Monsieur le Président,
Mesdames, Messieurs,
C'est avec un réel plaisir que je me trouve parmi vous aujourd'hui, pour la clôture de cette journée bordelaise, centrée sur le thème de l'adaptation de l'habitat existant.
" Adapter l'habitat existant aux usages ". Voilà à mon sens un objectif particulièrement bien choisi ! C'est une façon de rappeler qu'il faut " adapter l'habitat existant aux usagers ", et non l'inverse ! et pourtant, combien de personnes - et pas seulement âgées - sont gênées dans leur vie quotidienne, et doivent " s'adapter " à un logement qui ne leur est plus accessible sans aide extérieure, à des portes qui ne permettent pas de passer en fauteuil roulant, à un environnement qui ne leur convient plus, à des sanitaires conçus uniquement pour gens bien portants, à l'absence de desserte par les transports en commun, alors que l'on éprouve de plus en plus de difficultés à conduire, ...etc
Sur cet objectif comme sur d'autres, l'action de votre mouvement rejoint mon travail de ministre et celui du gouvernement tout entier, c'est pourquoi je tenais à être parmi vous ce soir.
La rencontre d'aujourd'hui inaugure un cycle de réunions à Lille, Lyon et Paris, dans le cadre de la célébration des 50 ans du PACT-ARIM. Votre mouvement, riche de milliers d'administrateurs et de salariés présents sur l'ensemble du champ social, a su prendre en compte l'aide aux personnes et l'évolution de notre société.
Je sais combien vous vous mobilisez pour adapter l'habitat au vieillissement annoncé de la population française. Ma présence est une façon de saluer votre action, tant à l'égard des décideurs locaux que des caisses de retraite ou des fédérations d'aide à domicile.
Je voudrais rendre hommage à l'apport décisif qui a été celui du mouvement des PACT à notre approche du logement social. Les PACT-ARIM se sont depuis très longtemps engagés, à partir de premières initiatives dans l'ouest de la France, dans des actions d'aide à la réhabilitation d'habitations rurales dispersées occupées par des personnes âgées à faible ressources.
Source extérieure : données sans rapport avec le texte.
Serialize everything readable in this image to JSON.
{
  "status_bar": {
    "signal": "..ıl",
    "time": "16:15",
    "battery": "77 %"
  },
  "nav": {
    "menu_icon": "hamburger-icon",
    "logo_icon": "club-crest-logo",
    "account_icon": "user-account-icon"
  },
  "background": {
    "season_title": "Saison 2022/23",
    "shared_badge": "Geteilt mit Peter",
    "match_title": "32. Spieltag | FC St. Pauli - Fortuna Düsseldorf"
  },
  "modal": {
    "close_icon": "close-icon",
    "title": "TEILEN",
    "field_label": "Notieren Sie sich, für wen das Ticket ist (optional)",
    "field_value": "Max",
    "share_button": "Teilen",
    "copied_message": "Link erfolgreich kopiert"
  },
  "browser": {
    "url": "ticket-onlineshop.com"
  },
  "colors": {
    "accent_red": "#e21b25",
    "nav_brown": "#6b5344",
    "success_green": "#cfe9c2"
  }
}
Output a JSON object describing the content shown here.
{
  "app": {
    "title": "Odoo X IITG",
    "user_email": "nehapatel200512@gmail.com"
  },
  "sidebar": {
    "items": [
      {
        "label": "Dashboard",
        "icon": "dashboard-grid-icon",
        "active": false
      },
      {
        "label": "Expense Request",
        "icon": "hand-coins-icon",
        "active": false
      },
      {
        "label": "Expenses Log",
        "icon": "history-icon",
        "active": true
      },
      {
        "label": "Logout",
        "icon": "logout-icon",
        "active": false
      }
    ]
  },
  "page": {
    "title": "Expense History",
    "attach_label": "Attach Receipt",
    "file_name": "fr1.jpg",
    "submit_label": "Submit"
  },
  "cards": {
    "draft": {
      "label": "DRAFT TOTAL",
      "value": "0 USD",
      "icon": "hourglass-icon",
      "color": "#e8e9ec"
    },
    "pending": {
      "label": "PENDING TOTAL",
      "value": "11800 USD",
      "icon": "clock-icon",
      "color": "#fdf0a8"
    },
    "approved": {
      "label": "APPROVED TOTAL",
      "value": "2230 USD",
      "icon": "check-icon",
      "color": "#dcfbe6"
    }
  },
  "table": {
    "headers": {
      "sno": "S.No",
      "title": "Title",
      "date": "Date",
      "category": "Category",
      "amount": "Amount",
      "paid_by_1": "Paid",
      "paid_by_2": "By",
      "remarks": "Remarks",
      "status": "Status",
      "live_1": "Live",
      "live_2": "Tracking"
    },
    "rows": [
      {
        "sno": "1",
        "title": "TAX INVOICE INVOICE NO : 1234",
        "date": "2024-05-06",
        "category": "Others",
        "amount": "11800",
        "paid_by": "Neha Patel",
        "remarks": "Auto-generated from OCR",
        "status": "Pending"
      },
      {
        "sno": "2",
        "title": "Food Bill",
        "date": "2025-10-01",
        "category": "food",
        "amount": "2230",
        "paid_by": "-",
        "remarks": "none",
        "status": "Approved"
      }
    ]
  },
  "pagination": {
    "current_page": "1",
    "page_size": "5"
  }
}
Les PACT ont été parmi les premiers à comprendre l'intérêt social qui s'attachait à la réhabilitation de logements inconfortables au coeur des villes, dans des vieux quartiers de Paris, Marseille ou Lyon, ou dans les "courées" du Nord.
Vos associations ont largement contribué à nous faire prendre conscience que le progrès des conditions de vie et de logement ne passe pas nécessairement par le déracinement et le transfert vers une ZUP périphérique, ou une maison de retraite pour les plus âgés. Si l'on parle aujourd'hui de "parc social de fait" pour les logements dégradés dans de vieux quartiers urbains, accueillant des personnes démunies exclues de l'habitat social, c'est pour une part importante à votre mouvement qu'on le doit.
Et puisque vous croyez, comme moi, à une société au service et à l'écoute des individus, quelques soient leurs différences ou leurs difficultés, je voudrais en quelques mots vous faire partager mon engagement de faire changer le regard de la société sur le vieillissement.
Cet engagement, cette motivation, je les conçois autour de deux axes :
construire une politique de prise en charge des personnes âgées en perte d'autonomie,
assurer une participation des personnes âgées à la vie sociale de la collectivité.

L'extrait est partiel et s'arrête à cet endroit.